研究課題
基盤研究(B)
Twist-1の骨分化に与える影響を調べるために、Twist-1強発現ベクターを骨前駆細胞のC3H10T1/2に導入し、安定形質転換株を得た。C3H10T1/2の野生株にBMP2をかけると骨分化マーカーが上昇するが、Twist-1強発現株ではalkaline phosphataseやosteopontin, osteocalcinのBMP2による誘導も抑制された。そこで骨分化を促進するためにTwist-1のsiRNAをc3H10T1/2細胞に導入することにした。正電荷型ゼラチン修飾或いは磁性粒子修飾HVJ envelope vectorによりsiRNAを導入すると、骨形成が促進された。BMPの刺激によってSmad1は核内に移行し、Twist-1と共存することからTwist-1がSmadと相互作用について免疫沈降法で調べるとTwist-1とSmadの結合が示唆された。
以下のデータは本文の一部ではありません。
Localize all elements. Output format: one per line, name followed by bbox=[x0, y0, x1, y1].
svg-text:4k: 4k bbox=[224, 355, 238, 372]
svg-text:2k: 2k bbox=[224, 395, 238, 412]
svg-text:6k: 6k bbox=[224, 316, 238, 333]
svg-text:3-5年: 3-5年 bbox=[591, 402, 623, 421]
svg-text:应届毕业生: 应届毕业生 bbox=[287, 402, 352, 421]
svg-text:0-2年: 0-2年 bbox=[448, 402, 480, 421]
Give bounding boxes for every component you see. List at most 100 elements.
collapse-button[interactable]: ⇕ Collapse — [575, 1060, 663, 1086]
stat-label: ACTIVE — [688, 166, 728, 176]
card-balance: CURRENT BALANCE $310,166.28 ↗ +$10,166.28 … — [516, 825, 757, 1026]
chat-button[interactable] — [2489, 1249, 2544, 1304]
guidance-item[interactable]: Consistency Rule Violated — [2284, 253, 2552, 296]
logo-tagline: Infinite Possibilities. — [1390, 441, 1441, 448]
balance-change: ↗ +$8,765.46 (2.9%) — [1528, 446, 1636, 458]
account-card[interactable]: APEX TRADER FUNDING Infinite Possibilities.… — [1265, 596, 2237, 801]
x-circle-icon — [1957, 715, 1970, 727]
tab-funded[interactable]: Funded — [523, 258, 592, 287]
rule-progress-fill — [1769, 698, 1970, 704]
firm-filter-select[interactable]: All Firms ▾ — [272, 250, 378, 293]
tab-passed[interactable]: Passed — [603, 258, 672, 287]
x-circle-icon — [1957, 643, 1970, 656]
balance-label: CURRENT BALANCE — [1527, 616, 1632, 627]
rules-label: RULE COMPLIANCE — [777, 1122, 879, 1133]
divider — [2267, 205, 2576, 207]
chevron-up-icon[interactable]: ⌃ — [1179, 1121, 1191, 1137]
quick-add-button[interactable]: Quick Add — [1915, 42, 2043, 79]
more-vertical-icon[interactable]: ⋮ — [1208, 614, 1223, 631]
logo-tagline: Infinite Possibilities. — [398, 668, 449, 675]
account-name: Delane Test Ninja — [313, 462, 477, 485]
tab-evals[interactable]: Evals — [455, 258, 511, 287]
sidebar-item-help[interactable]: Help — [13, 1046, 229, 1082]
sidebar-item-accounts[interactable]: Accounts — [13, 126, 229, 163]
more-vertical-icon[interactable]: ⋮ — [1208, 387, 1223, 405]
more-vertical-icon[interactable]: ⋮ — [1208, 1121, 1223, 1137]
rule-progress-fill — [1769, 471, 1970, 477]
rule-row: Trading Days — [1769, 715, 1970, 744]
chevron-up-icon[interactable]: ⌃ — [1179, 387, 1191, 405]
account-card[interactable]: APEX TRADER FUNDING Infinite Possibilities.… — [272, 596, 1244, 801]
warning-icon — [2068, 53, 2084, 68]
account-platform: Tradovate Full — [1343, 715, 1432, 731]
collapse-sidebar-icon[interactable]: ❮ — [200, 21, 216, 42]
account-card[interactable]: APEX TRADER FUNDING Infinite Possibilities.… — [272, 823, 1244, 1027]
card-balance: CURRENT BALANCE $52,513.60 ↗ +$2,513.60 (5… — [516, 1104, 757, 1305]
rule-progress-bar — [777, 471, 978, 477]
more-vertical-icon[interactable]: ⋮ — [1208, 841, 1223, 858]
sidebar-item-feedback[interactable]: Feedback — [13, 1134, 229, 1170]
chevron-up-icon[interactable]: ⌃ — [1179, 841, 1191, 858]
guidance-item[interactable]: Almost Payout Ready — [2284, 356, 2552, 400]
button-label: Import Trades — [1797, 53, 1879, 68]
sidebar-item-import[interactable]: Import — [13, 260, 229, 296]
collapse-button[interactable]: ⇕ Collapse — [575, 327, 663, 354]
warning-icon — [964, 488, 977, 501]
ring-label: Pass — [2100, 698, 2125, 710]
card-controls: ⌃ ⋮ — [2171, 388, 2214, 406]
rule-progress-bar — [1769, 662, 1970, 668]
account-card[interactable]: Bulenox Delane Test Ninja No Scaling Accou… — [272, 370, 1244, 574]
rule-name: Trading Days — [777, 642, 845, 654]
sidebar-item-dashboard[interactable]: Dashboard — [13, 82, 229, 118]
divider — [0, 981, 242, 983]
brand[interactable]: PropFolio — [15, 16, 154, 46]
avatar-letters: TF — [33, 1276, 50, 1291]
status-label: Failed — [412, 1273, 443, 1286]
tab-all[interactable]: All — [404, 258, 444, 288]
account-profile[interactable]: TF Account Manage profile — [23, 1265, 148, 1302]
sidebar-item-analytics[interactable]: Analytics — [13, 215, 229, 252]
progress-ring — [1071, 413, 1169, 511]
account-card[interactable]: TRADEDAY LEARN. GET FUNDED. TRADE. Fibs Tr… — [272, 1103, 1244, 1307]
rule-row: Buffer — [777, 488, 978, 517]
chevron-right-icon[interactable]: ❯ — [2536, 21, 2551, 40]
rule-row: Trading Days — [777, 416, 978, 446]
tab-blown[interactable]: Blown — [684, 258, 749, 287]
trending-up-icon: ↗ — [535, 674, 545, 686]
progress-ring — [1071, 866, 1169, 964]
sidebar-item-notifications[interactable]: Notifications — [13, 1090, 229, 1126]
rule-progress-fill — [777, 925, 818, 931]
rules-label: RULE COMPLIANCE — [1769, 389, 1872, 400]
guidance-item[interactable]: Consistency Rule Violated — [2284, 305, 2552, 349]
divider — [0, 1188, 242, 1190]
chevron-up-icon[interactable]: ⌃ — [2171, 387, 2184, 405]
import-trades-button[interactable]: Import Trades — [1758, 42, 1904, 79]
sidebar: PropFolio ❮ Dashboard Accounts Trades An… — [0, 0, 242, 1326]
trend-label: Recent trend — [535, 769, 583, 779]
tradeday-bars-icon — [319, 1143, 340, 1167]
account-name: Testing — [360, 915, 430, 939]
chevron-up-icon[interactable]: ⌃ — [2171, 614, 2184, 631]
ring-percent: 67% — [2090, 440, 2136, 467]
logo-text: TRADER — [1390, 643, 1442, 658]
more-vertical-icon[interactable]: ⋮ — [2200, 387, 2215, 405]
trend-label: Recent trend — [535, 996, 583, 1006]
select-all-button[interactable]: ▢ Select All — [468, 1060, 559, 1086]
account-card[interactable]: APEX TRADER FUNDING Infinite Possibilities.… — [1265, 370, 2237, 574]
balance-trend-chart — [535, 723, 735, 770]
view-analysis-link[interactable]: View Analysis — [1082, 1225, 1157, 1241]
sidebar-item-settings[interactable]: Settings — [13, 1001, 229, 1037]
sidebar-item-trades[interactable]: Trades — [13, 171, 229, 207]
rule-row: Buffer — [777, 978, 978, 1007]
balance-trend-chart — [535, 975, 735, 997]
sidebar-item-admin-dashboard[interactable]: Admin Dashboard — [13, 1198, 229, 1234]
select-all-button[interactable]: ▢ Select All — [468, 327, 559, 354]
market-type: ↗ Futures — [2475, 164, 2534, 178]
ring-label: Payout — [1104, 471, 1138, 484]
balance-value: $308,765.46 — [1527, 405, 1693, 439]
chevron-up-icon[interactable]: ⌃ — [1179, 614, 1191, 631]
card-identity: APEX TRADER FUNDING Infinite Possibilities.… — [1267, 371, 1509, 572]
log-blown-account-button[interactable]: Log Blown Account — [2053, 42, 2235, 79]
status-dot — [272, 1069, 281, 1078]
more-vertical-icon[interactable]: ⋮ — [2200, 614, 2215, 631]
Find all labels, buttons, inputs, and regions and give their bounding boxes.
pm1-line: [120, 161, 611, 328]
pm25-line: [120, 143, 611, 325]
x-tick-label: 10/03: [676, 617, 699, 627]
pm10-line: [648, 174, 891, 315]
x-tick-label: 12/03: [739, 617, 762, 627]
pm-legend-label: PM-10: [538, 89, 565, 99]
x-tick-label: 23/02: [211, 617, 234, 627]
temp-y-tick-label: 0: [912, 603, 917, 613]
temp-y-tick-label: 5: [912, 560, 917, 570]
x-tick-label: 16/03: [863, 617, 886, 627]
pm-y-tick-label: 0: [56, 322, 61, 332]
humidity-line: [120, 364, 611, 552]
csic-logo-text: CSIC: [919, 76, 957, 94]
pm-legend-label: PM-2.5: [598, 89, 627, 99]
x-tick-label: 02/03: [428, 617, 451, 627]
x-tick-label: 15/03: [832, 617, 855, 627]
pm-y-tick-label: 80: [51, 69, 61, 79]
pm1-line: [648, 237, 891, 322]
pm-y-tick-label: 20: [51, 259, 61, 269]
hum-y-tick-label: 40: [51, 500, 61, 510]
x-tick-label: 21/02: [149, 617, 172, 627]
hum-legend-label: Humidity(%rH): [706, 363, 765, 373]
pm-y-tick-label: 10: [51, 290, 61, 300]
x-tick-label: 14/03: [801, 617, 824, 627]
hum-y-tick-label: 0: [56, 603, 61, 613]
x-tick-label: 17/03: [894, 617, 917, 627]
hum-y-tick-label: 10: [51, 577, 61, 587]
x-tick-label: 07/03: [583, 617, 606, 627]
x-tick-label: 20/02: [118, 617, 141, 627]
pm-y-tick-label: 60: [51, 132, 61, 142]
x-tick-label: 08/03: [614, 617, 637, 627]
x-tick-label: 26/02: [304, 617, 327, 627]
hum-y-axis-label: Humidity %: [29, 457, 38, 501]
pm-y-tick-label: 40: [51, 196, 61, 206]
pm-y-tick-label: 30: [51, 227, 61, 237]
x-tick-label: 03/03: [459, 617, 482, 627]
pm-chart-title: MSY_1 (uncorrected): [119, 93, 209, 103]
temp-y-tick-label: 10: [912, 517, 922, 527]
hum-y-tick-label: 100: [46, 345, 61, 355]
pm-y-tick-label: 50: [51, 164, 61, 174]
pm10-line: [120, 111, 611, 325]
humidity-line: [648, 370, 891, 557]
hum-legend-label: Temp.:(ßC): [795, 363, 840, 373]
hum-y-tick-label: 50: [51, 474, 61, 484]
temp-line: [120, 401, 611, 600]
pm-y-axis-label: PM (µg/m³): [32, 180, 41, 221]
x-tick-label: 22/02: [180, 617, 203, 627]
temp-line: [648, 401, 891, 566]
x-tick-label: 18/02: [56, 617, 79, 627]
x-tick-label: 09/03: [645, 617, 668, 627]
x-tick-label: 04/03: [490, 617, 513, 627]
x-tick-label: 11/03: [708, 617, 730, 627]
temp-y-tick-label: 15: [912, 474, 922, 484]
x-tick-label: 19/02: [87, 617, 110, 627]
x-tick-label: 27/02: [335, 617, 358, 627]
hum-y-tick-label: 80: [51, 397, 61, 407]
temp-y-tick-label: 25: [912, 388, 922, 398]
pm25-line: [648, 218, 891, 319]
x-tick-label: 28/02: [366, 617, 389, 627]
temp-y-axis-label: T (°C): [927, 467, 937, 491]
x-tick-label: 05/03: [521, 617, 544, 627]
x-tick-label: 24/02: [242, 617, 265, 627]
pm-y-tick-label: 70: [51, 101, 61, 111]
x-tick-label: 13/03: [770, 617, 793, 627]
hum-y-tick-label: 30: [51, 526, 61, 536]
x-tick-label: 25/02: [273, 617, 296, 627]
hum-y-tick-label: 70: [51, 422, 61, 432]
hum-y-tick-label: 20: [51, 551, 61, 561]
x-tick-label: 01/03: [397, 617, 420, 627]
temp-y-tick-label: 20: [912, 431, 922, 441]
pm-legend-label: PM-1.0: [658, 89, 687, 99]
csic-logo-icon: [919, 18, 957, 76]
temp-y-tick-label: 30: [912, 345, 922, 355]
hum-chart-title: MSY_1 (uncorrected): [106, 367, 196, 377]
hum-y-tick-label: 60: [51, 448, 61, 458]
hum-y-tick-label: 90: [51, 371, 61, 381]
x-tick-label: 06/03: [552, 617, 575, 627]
Twist-1の共沈実験より、E47とTwist-1の相互作用が明らかになり、E47遺伝子の発現により、Twist-1の安定性が増加することが明らかにされた。一方、IdlはTwist-1の分解を促し、結果的に骨分化を促進することがわかった。E47存在下でもId1の発現によりTwist-1の分解が促進されることがTwist-1のpulse-chase実験で明らかになった。次にTwist-1を安定に発現する骨芽細胞株MC3T3-E1でTwist-1をFlag抗体で免疫沈降させた分画の中に、ピストン脱アセチル化酵素(HDAC)1が共存すること、さらにその中にはSmad4が存在すること、がわかった。しかしSmad1は共沈しなかった。以上より、Twist-1のBMPシグナルの抑制はTwist-1がHDAC1をリクルートすることによってSmad4による転写活性化を抑制していることが原因であろうと考えられる。